The PlayStation 3 runs with the award-winning and yet awkwardly boring XrossMediaBar (XMB) as the central hub for user interaction. Whether it’s sending friend requests, replying to messages, or using the various entertainment options on the console, Sony’s XMB is the one stop shop for finding everything fun and technical. Scrolling through the various icons neatly sorted by category works, but it would be hard to defend the bland design or robotic execution of the user interface. Sure, a console owner could glam up the backgrounds with themes and custom sounds, but the overall “feel” of the XMB would remain the same.
The PlayStation 4 runs with an evolved version of XMB that’s been injected with super social gaming steroids and cut up with expensive plastic surgery. The core features remain the same with options being arranged along a grid and grouped together by category. However, with the addition of streaming services (Twitch has been confirmed for the PS4), individual game hubs (see how your friends beat a level or get direct help from them!), an enhanced friends list for communication (during games, through your phone, cross-game chat), and a much better on-screen keyboard, the new interface is a recipe for super happy fun times.
Super Happy Fun Times
During Gamescom 2013 (where the PS4’s release date was announced), the new user interface for the PlayStation 4 was properly shown off with Sony’s Shuhei Yoshida at the helm. At first glance, the new UI is much more vibrant and colorful than its predecessor with simpler menus and larger icons for easier navigation.
Once a player enters into his profile and selects a game, he is greeted with an expanded game hub where trophies, recent activities, activities by friends, developer news, and more can be viewed without advancing through multiple screens. A player can also download updates or upload data while browsing through this menu in the background.
Aside from the much more informative games screen, a player can also watch live streams of different games through the enhanced XMB interface. Simply selecting a game will lead the player into multiple channels open for viewing and then it’s just a matter of picking one that tickles your fancy. Almost immediately (depending on your internet connection), you’re connected to the streamer’s game and you can leave comments with the much easier on-screen keyboard.
If you find yourself itching to join your streamer’s game, it’s another simple process through the enhanced UI. Yes, players can go beyond text communication with the people they’re watching and actually join live games provided there is room.

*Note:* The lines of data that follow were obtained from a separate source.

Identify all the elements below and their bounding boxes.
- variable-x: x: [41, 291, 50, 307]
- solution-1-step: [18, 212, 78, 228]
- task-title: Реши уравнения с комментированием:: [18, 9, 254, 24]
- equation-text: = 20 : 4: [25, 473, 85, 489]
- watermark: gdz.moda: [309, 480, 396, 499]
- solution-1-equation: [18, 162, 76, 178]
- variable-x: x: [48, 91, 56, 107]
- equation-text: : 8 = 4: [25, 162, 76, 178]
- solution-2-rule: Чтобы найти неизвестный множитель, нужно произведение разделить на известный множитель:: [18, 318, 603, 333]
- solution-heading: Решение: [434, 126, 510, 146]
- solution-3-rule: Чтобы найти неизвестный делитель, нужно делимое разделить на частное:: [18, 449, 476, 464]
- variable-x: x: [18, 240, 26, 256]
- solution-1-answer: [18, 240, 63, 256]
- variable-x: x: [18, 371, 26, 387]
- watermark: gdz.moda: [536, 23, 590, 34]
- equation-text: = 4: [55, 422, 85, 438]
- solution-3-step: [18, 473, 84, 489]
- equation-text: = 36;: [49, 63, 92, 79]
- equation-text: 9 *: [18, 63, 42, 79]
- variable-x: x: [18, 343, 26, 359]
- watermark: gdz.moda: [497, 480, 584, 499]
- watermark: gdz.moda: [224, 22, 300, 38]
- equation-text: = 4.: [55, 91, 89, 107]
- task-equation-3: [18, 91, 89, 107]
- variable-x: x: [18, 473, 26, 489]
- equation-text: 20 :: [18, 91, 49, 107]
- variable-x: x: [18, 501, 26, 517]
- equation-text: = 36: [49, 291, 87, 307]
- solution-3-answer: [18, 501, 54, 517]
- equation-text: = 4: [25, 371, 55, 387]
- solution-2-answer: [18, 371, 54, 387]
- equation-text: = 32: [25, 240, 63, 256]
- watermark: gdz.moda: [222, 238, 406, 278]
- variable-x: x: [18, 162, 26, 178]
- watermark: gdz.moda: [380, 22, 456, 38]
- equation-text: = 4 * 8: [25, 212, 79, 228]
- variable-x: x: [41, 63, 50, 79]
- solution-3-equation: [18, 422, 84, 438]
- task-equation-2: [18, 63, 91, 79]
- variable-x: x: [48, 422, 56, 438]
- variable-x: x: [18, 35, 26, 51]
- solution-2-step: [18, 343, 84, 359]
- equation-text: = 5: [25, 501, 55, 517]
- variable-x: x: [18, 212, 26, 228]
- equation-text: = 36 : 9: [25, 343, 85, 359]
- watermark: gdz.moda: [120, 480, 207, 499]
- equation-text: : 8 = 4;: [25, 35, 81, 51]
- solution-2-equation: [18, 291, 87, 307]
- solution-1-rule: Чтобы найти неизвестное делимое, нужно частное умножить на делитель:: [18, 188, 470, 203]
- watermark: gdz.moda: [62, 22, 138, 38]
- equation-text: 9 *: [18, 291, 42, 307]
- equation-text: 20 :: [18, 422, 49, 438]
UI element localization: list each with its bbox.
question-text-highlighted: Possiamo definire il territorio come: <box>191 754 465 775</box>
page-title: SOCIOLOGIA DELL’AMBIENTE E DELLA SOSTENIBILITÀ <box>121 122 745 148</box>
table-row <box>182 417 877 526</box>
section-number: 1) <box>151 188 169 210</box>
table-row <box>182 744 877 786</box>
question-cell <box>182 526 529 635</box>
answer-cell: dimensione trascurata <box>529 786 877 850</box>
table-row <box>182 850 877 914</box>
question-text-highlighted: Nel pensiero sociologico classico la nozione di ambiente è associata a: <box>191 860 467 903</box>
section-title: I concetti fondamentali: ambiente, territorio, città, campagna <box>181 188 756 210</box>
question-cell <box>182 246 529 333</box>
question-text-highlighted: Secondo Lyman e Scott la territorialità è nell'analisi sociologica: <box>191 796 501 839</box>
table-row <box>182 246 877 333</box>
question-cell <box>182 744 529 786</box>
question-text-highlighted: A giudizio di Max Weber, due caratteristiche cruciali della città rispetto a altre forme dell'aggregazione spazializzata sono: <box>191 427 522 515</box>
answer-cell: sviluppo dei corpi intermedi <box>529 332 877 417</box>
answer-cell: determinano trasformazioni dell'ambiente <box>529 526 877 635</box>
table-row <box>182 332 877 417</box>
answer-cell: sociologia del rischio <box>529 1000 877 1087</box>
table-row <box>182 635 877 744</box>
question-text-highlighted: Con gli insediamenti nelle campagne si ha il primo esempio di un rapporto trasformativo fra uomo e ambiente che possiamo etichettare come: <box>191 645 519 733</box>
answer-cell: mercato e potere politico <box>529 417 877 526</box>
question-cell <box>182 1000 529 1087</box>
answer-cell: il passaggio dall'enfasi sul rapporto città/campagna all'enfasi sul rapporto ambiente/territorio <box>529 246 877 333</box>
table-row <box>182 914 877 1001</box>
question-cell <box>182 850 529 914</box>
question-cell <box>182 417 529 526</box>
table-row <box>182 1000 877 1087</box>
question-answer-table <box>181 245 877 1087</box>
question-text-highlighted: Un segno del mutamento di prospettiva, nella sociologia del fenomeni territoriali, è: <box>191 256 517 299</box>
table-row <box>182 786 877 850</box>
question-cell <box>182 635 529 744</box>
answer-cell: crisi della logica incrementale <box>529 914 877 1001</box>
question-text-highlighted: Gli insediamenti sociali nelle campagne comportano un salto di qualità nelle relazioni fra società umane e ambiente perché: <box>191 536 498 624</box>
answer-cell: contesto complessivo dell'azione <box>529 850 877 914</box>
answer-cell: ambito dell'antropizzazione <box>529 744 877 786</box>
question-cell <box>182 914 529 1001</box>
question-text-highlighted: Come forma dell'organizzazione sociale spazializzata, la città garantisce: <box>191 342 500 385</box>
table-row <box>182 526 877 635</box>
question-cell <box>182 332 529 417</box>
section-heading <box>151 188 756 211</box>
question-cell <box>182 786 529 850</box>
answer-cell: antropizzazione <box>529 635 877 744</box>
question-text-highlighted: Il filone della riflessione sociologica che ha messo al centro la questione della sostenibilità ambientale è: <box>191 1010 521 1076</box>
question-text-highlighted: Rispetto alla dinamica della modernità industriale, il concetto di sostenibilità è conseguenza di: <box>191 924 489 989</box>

Do you know some super secret ninja strategy that could totally help the streamer? Why not join the game and show everyone how awesome you are at sniping Nazi zombie cows while building a ray gun. I know you crazy kids do that these days.
If you’re worried that change in the super steroid XMB will turn you off the PS4 (granted, not a likely scenario), there is still the underlying top-down and left-right navigation above the blockier version of the UI. However, this secondary interface will be mainly for technical options and utilities for maintenance and preferences on your console.
My Eyes, My Eyes!
The three minute demo by Shuhei Yoshida at Gamescom 2013 was a visual feast. The main difference between the PS3 XMB and the PlayStation 4 is the expanded social options ranging from posting your own gameplay videos to your profile, chatting with friends without resorting to an overlay in-between gaming thanks to cross-game chat, the ability to save the current state of your console when you need to go away for faster reactivation, and even quicker switching between games saved on the hard drive. Essentially, Sony went for and succeeded with a streamlined and faster approach to gaming and the stuff between gaming sessions.
Although it has not been confirmed yet, second screens including smartphones and tablets will presumably use the same enhanced XMB that’s on the PS4 if history is any indication. This makes sense to unify a strong UI across all platforms so that there won’t be a need to re-learn operations and options on different screens. Since smartphones can wake up a connected PS4 and install content, it’s safe to assume the super XMB will be the middle man for such procedures.
Switching between menus has also been touted as being slicker and more responsive than anything found on the old XMB. For example, if you’re finding a particular event on a level frustrating to beat, you can look up videos on your friends’ feeds to see how they did it. There isn’t a loading (well, again assuming your internet connection) operation for this, you just switch from one screen to the next and back again. The same applies to go from watching a streamer’s game to joining that same game. While the technical bits of this feature may be exaggerated, it’s a nice touch knowing everything about the system is for quick in-and-out interaction.
If you’re the type who loves listening to music in the background while playing games, Sony has introduced an enhanced Music Unlimited service that will work as an overlay during your game sessions. This means you will be able to access your music library and change options without having to exit your game. The Music Unlimited service can also be streamed to other devices you own provided you have the PS Plus subscription.
Obviously, there isn’t much that can be said concretely about how awesome or terrible the new system will be until the console officially launches on November 15, 2013, for North American players. The product demonstration at Gamescom 2013 is a strong indicator that it will be easy to go from scrolling through your friends’ feeds to watching game streams to joining the fray. With the inclusion of editing and uploading tools for your gameplay videos, there seems to nothing left out of Sony’s 2.0 UI effort.